Extreme Motion Generation via Hybrid Null-Space Control for Straight-Line Path Following
Demonstration 1
Classical Null-Space Control (Simulation)
Reinforcement Learning Null-Space Control (Simulation)
Proposed: Hybrid Null-Space Control (Simulation)
Proposed: Hybrid Null-Space Control (Real Robot)
Demonstration 2
Classical Null-Space Control (Simulation)
Reinforcement Learning Null-Space Control (Simulation)
Proposed: Hybrid Null-Space Control (Simulation)
Proposed: Hybrid Null-Space Control (Real Robot)
More Demonstrations
For each demonstration, the top row compares the Classical and RL controllers, and the bottom row shows our proposed controller in simulation and on the real Franka FR3. More Demonstrations shows additional rollouts of the proposed method.
Abstract
This work studies extreme motion generation, which aims to maximize the Cartesian path length along a pre-defined trajectory within the manipulator's workspace. This objective is important in industry as long as path-following is fundamental to a large variety of tasks such as surface coating and welding. More critically, extreme motion enables a fixed-base manipulator to exploit the kinematic capability under limited reachability. However, such exploitation is challenging in practice, as the manipulator must actively avoid the safety boundary through execution, which is inherently a long-horizon problem. Accordingly, we claim that long-horizon decision-making should be delegated to a learning-based policy to maximize exploitation, while a classical model-based controller covers the near-boundary region, where the learning policy degrades sharply due to sparse data coverage. In detail, our proposed method is a step-level hybrid controller that switches between an RL-based and a model-based controller according to the normalized joint-limit distance. The initial joint configuration is sampled through conditional diffusion-based sampling, which improves the achievable path length based on the learned motion prior. We evaluate the proposed framework on 10,000 straight-line path-following tasks with a 7-DoF Franka FR3, extending the average rollout length by 27% over the model-based baseline. Notably, certain tasks yield a pronounced extension toward the motion extreme, as reflected in the maximum improvement reported in the statistical results.

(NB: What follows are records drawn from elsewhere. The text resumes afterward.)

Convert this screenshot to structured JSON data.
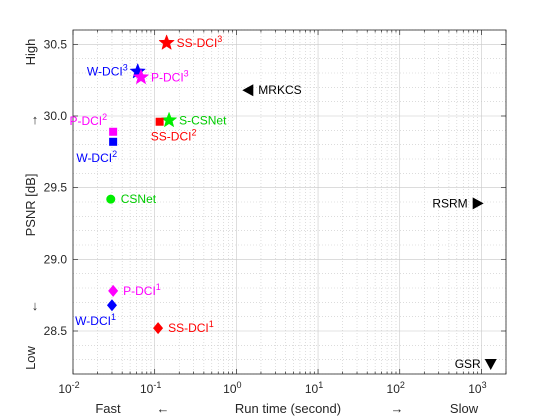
{
  "chart_data": {
    "type": "scatter",
    "title": "",
    "xscale": "log",
    "xlim": [
      0.01,
      2000
    ],
    "ylim": [
      28.2,
      30.6
    ],
    "x_ticks": [
      {
        "value": 0.01,
        "base": "10",
        "exp": "-2"
      },
      {
        "value": 0.1,
        "base": "10",
        "exp": "-1"
      },
      {
        "value": 1,
        "base": "10",
        "exp": "0"
      },
      {
        "value": 10,
        "base": "10",
        "exp": "1"
      },
      {
        "value": 100,
        "base": "10",
        "exp": "2"
      },
      {
        "value": 1000,
        "base": "10",
        "exp": "3"
      }
    ],
    "y_ticks": [
      {
        "value": 28.5,
        "label": "28.5"
      },
      {
        "value": 29.0,
        "label": "29.0"
      },
      {
        "value": 29.5,
        "label": "29.5"
      },
      {
        "value": 30.0,
        "label": "30.0"
      },
      {
        "value": 30.5,
        "label": "30.5"
      }
    ],
    "xlabel": {
      "left": "Fast",
      "left_arrow": "←",
      "center": "Run time (second)",
      "right_arrow": "→",
      "right": "Slow"
    },
    "ylabel": {
      "bottom": "Low",
      "bottom_arrow": "↓",
      "center": "PSNR [dB]",
      "top_arrow": "↑",
      "top": "High"
    },
    "grid": true,
    "points": [
      {
        "name": "SS-DCI",
        "sup": "3",
        "x": 0.14,
        "y": 30.51,
        "marker": "star",
        "color": "#ff0000",
        "label_pos": "right"
      },
      {
        "name": "W-DCI",
        "sup": "3",
        "x": 0.062,
        "y": 30.31,
        "marker": "star",
        "color": "#0000ff",
        "label_pos": "left"
      },
      {
        "name": "P-DCI",
        "sup": "3",
        "x": 0.068,
        "y": 30.27,
        "marker": "star",
        "color": "#ff00ff",
        "label_pos": "right"
      },
      {
        "name": "MRKCS",
        "sup": "",
        "x": 1.4,
        "y": 30.18,
        "marker": "triangle-left",
        "color": "#000000",
        "label_pos": "right"
      },
      {
        "name": "S-CSNet",
        "sup": "",
        "x": 0.15,
        "y": 29.97,
        "marker": "star",
        "color": "#00ee00",
        "label_pos": "right"
      },
      {
        "name": "SS-DCI",
        "sup": "2",
        "x": 0.115,
        "y": 29.96,
        "marker": "square",
        "color": "#ff0000",
        "label_pos": "below"
      },
      {
        "name": "P-DCI",
        "sup": "2",
        "x": 0.031,
        "y": 29.89,
        "marker": "square",
        "color": "#ff00ff",
        "label_pos": "left-above"
      },
      {
        "name": "W-DCI",
        "sup": "2",
        "x": 0.031,
        "y": 29.82,
        "marker": "square",
        "color": "#0000ff",
        "label_pos": "left-below"
      },
      {
        "name": "CSNet",
        "sup": "",
        "x": 0.029,
        "y": 29.42,
        "marker": "circle",
        "color": "#00ee00",
        "label_pos": "right"
      },
      {
        "name": "RSRM",
        "sup": "",
        "x": 900,
        "y": 29.39,
        "marker": "triangle-right",
        "color": "#000000",
        "label_pos": "left"
      },
      {
        "name": "P-DCI",
        "sup": "1",
        "x": 0.031,
        "y": 28.78,
        "marker": "diamond",
        "color": "#ff00ff",
        "label_pos": "right"
      },
      {
        "name": "W-DCI",
        "sup": "1",
        "x": 0.03,
        "y": 28.68,
        "marker": "diamond",
        "color": "#0000ff",
        "label_pos": "left-below"
      },
      {
        "name": "SS-DCI",
        "sup": "1",
        "x": 0.11,
        "y": 28.52,
        "marker": "diamond",
        "color": "#ff0000",
        "label_pos": "right"
      },
      {
        "name": "GSR",
        "sup": "",
        "x": 1300,
        "y": 28.27,
        "marker": "triangle-down",
        "color": "#000000",
        "label_pos": "left"
      }
    ],
    "label_colors": {
      "SS-DCI": "#ff0000",
      "W-DCI": "#0000ff",
      "P-DCI": "#ff00ff",
      "S-CSNet": "#00cc00",
      "CSNet": "#00cc00",
      "MRKCS": "#000000",
      "RSRM": "#000000",
      "GSR": "#000000"
    }
  }
}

Why the Initial Configuration Matters
Self-motion manifold (SMM) for a fixed end-effector pose. (a) the continuous manifold without joint-limit constraints; (b–d) configurations from the disconnected branches induced by the joint limits — they share the same pose but differ sharply in joint space and in reachable path length. (e) joint trajectories of the three branches along the arc length, with circles marking the joint that first reaches its limit. The achievable path length is therefore largely decided, before any motion begins, by which branch the initial configuration lies on.
Multi-Modal Initial Configuration Sampling
Multi-modal initial configurations sampled by the conditional diffusion model on representative tasks (a–d). Unlike branch-bound heuristic seeds, the learned prior spans multiple SMM branches and reaches more favorable starting configurations, leading both heuristic seeds by 10–18 pp at a comparable seed-generation cost (∼45 ms). The dashed grey line denotes the actual motion direction; the solid lines are laterally offset for clearer visualization.
Hybrid Control Extends Motion Toward the Extreme
Representative rollout comparing the three controllers: the executed motion (top) and the Joint 6 trajectory (bottom), where the dashed grey lines mark the τenter/τexit thresholds mapped to the Joint 6 limit. (a) the classical controller and (b) the RL controller each terminate early as Joint 6 drifts toward its limit. (c) the hybrid controller hands control to the classical controller near the threshold and back to RL in the interior (color denotes the active controller), keeping Joint 6 within bounds and advancing the end-effector far further along the path.
Performance Across Task Difficulty
(a) Distribution of the per-task reference length ℓref over the 10,000 evaluation tasks; the dashed grey lines mark the Easy / Medium / Difficult thresholds. (b) ratio of the achieved path length to the reference across difficulty levels. Hybrid attains the best of the three in every bucket; the foresight advantage of RL over Classical is largest on Easy and Medium tasks where an interior margin remains, and shrinks to a tie on Difficult tasks near the boundary — precisely the regime the classical controller is designed to handle.